From the activist-senator’s height, that was a joke taken too far; but this is Nigeria, where citizens don’t mind expensive malfeasance. Instead, we would thank the lawmaker for the tip-off; just as you would thank me now for rewinding to our unfinished business.
The leaders we gave to ourselves, the same way we did the 1999 Constitution, didn’t bring back this debate on restructuring to bury us. No, they are not that mean; at least not yet. Restructured politically, that means smart alecks in government donated a dead matter to the masses for purposes of distracting, confusing and keeping us busy!
Any Nigerian still expecting restructuring is waiting for Godot. Even if restructuring happens, crisis would persist. It’s restructuring of the mind that Nigeria requires fundamentally. The country would hit the sky flying when we restructure the injustice and hypocrisy and sheer ungodliness that becloud our humanity. For instance, Lagos and Kano compete in population but the former dwarfs the latter by over twice the number of local government areas. Cheated up north, that same Lagos takes its pound of flesh down south by inhumanly collecting taxes from Mobil, in the name of housing its headquarters while the people of Akwa Ibom State bear the brunt of the multinational’s operations and exploitation.

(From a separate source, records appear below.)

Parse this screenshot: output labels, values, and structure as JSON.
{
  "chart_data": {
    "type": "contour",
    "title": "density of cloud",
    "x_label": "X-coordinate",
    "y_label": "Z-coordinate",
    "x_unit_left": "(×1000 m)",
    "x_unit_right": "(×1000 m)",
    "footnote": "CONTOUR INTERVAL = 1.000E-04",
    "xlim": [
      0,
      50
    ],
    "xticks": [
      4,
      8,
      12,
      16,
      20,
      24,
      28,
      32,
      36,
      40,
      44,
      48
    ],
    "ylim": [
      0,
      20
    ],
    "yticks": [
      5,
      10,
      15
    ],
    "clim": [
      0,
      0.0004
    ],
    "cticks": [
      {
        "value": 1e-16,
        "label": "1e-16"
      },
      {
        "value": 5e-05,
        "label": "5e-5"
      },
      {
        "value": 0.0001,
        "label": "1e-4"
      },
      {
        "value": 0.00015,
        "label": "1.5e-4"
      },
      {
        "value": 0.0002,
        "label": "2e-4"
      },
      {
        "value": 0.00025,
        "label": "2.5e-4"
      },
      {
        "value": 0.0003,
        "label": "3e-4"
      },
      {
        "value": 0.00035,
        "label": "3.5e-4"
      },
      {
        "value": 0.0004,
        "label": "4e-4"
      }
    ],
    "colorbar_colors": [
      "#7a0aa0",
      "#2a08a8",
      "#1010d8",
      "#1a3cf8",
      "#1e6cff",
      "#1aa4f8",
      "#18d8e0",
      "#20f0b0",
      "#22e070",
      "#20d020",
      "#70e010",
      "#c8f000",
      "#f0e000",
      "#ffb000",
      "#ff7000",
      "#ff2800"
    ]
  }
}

That interesting Cicle of Injustice spirals as Akwa Ibom, shouting itself hoarse at Mobil, Lagos and the Federal Government over glaring infractions, allowed Oron federal constituency, the lead layer of the state’s golden egg, to languish away in the minor league of underdevelopment. If success smiles at Gov. Udom Emmanuel, said to have begun restructuring that perennial injustice, then Akwa Ibom would have shown Nigeria the way to go. Addressing the injustices visited on minorities and indeed all helpless citizens or groups in Nigeria, and entrenching freedom, fairness and equity is the major restructuring that the country needs. Until then, the restructuring debate is noise, nothing more. God bless Nigeria!